BSE Listed company PrimeTime has released its highly positive results for the year ended 31 August 2012.

Highlights of the results include the company’s annual turnover increasing by 30%.

This, according to PrimeTime Managing Director, Sandy Kelly, was largely due to Prime Plaza, Sebele Centre and G4S Headquarters’ contributions on the books.

“We are extremely pleased with this year’s results. At PrimeTime, we take as much time as is necessary in investigating the right property fit for our portfolio.

We actively source quality tenants to provide a balanced portfolio for our shareholders,” he said.

After five years on the stock exchange, PrimeTime has consistently produced a robust set of results for its shareholders.

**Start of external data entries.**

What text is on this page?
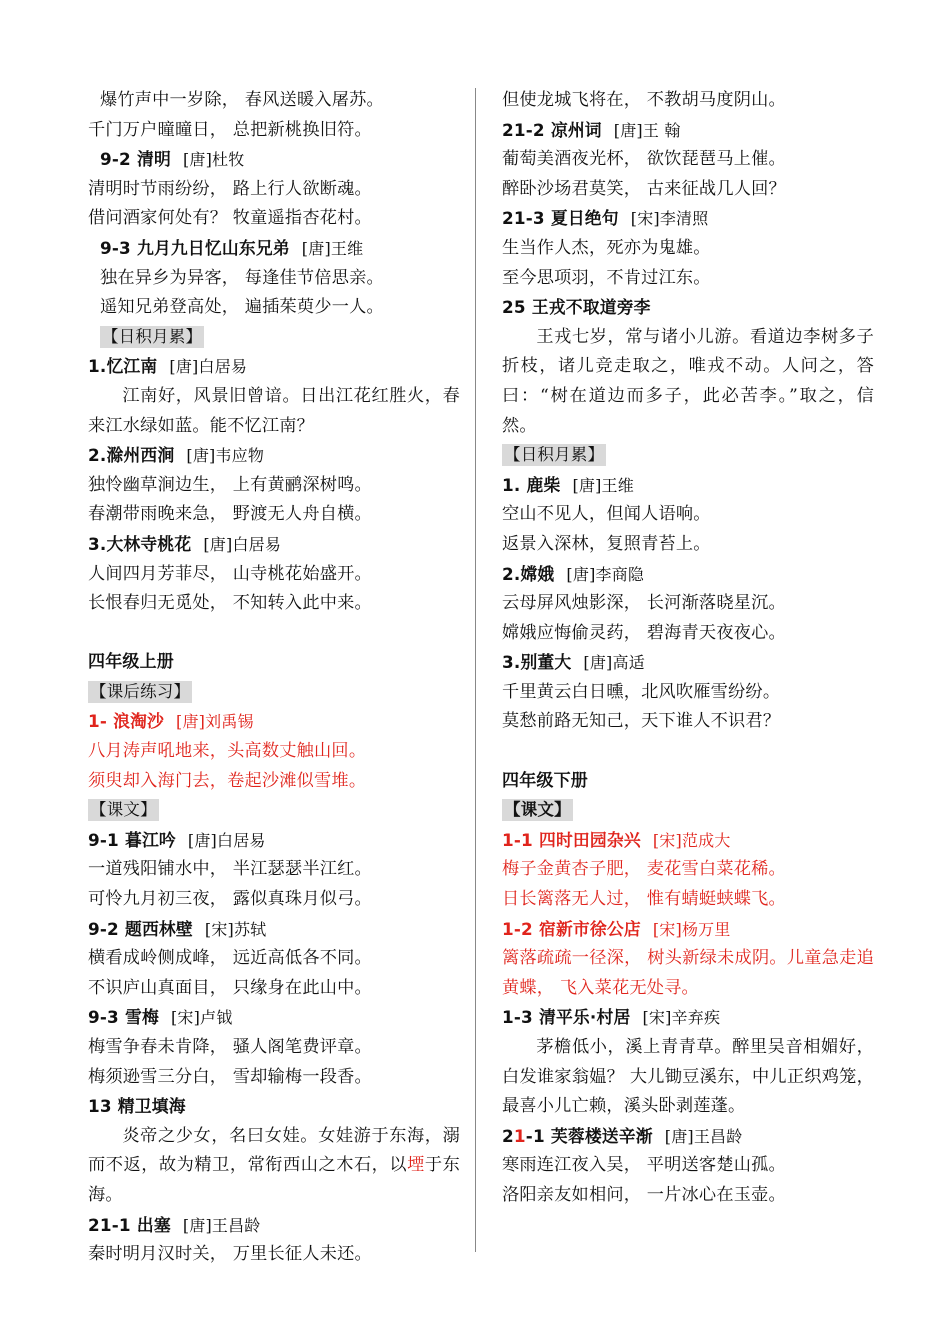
爆竹声中一岁除， 春风送暖入屠苏。
千门万户曈曈日， 总把新桃换旧符。
9-2 清明 [唐]杜牧
清明时节雨纷纷， 路上行人欲断魂。
借问酒家何处有？ 牧童遥指杏花村。
9-3 九月九日忆山东兄弟 [唐]王维
独在异乡为异客， 每逢佳节倍思亲。
遥知兄弟登高处， 遍插茱萸少一人。
【日积月累】
1.忆江南 [唐]白居易
江南好，风景旧曾谙。日出江花红胜火，春来江水绿如蓝。能不忆江南？
2.滁州西涧 [唐]韦应物
独怜幽草涧边生， 上有黄鹂深树鸣。
春潮带雨晚来急， 野渡无人舟自横。
3.大林寺桃花 [唐]白居易
人间四月芳菲尽， 山寺桃花始盛开。
长恨春归无觅处， 不知转入此中来。
四年级上册
【课后练习】
1- 浪淘沙 [唐]刘禹锡
八月涛声吼地来，头高数丈触山回。
须臾却入海门去，卷起沙滩似雪堆。
【课文】
9-1 暮江吟 [唐]白居易
一道残阳铺水中， 半江瑟瑟半江红。
可怜九月初三夜， 露似真珠月似弓。
9-2 题西林壁 [宋]苏轼
横看成岭侧成峰， 远近高低各不同。
不识庐山真面目， 只缘身在此山中。
9-3 雪梅 [宋]卢钺
梅雪争春未肯降， 骚人阁笔费评章。
梅须逊雪三分白， 雪却输梅一段香。
13 精卫填海
炎帝之少女，名曰女娃。女娃游于东海，溺而不返，故为精卫，常衔西山之木石，以堙于东海。
21-1 出塞 [唐]王昌龄
秦时明月汉时关， 万里长征人未还。
但使龙城飞将在， 不教胡马度阴山。
21-2 凉州词 [唐]王 翰
葡萄美酒夜光杯， 欲饮琵琶马上催。
醉卧沙场君莫笑， 古来征战几人回？
21-3 夏日绝句 [宋]李清照
生当作人杰，死亦为鬼雄。
至今思项羽，不肯过江东。
25 王戎不取道旁李
王戎七岁，常与诸小儿游。看道边李树多子折枝，诸儿竞走取之，唯戎不动。人问之，答曰：“树在道边而多子，此必苦李。”取之，信然。
【日积月累】
1. 鹿柴 [唐]王维
空山不见人，但闻人语响。
返景入深林，复照青苔上。
2.嫦娥 [唐]李商隐
云母屏风烛影深， 长河渐落晓星沉。
嫦娥应悔偷灵药， 碧海青天夜夜心。
3.别董大 [唐]高适
千里黄云白日曛，北风吹雁雪纷纷。
莫愁前路无知己，天下谁人不识君？
四年级下册
【课文】
1-1 四时田园杂兴 [宋]范成大
梅子金黄杏子肥， 麦花雪白菜花稀。
日长篱落无人过， 惟有蜻蜓蛱蝶飞。
1-2 宿新市徐公店 [宋]杨万里
篱落疏疏一径深， 树头新绿未成阴。儿童急走追黄蝶， 飞入菜花无处寻。
1-3 清平乐·村居 [宋]辛弃疾
茅檐低小，溪上青青草。醉里吴音相媚好，白发谁家翁媪？ 大儿锄豆溪东，中儿正织鸡笼，最喜小儿亡赖，溪头卧剥莲蓬。
21-1 芙蓉楼送辛渐 [唐]王昌龄
寒雨连江夜入吴， 平明送客楚山孤。
洛阳亲友如相问， 一片冰心在玉壶。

The growth strategy has come to fruition with the CEDA House in the new CBD’s Prime Plaza being fully let to CEDA since 1 August 2012.

The company endeavours to start construction in Prime Plaza with the expected completion marked for the last quarter of 2013.

In addition, refurbishing of some key properties is on the cards for 2013 in a bid to retain the valued tenants.

Rental income has reported an increase of 37.7% from P47 197 293 to R64 997 643 with a 10.3% profit increase from Primetime’s operations.

The property portfolio reported an increase of P26 million due to the annual property revaluations.

As a leader in the property industry, PrimeTime’s property portfolio includes Sebele Centre, Prime Plaza, South Ring Mall, Blue Jacket Square, Barclays Plaza and the South African High Commission Building.

The revaluation and total cost of new acquisitions has increased the total value of all properties from P445m in 2011 to P505m in the just ended financial year.

“Achieving a good set of results in such a competitive market is quite a feat for PrimeTime and something that we are incredibly excited about.

Our operations are currently only based in Botswana but we anticipate adding the right property investments to our portfolio in the future.

We are grateful to our shareholders and to all of our stakeholders and, with a 9% increase in earnings per linked unit, we now look forward to the next financial year,” Kelly concluded.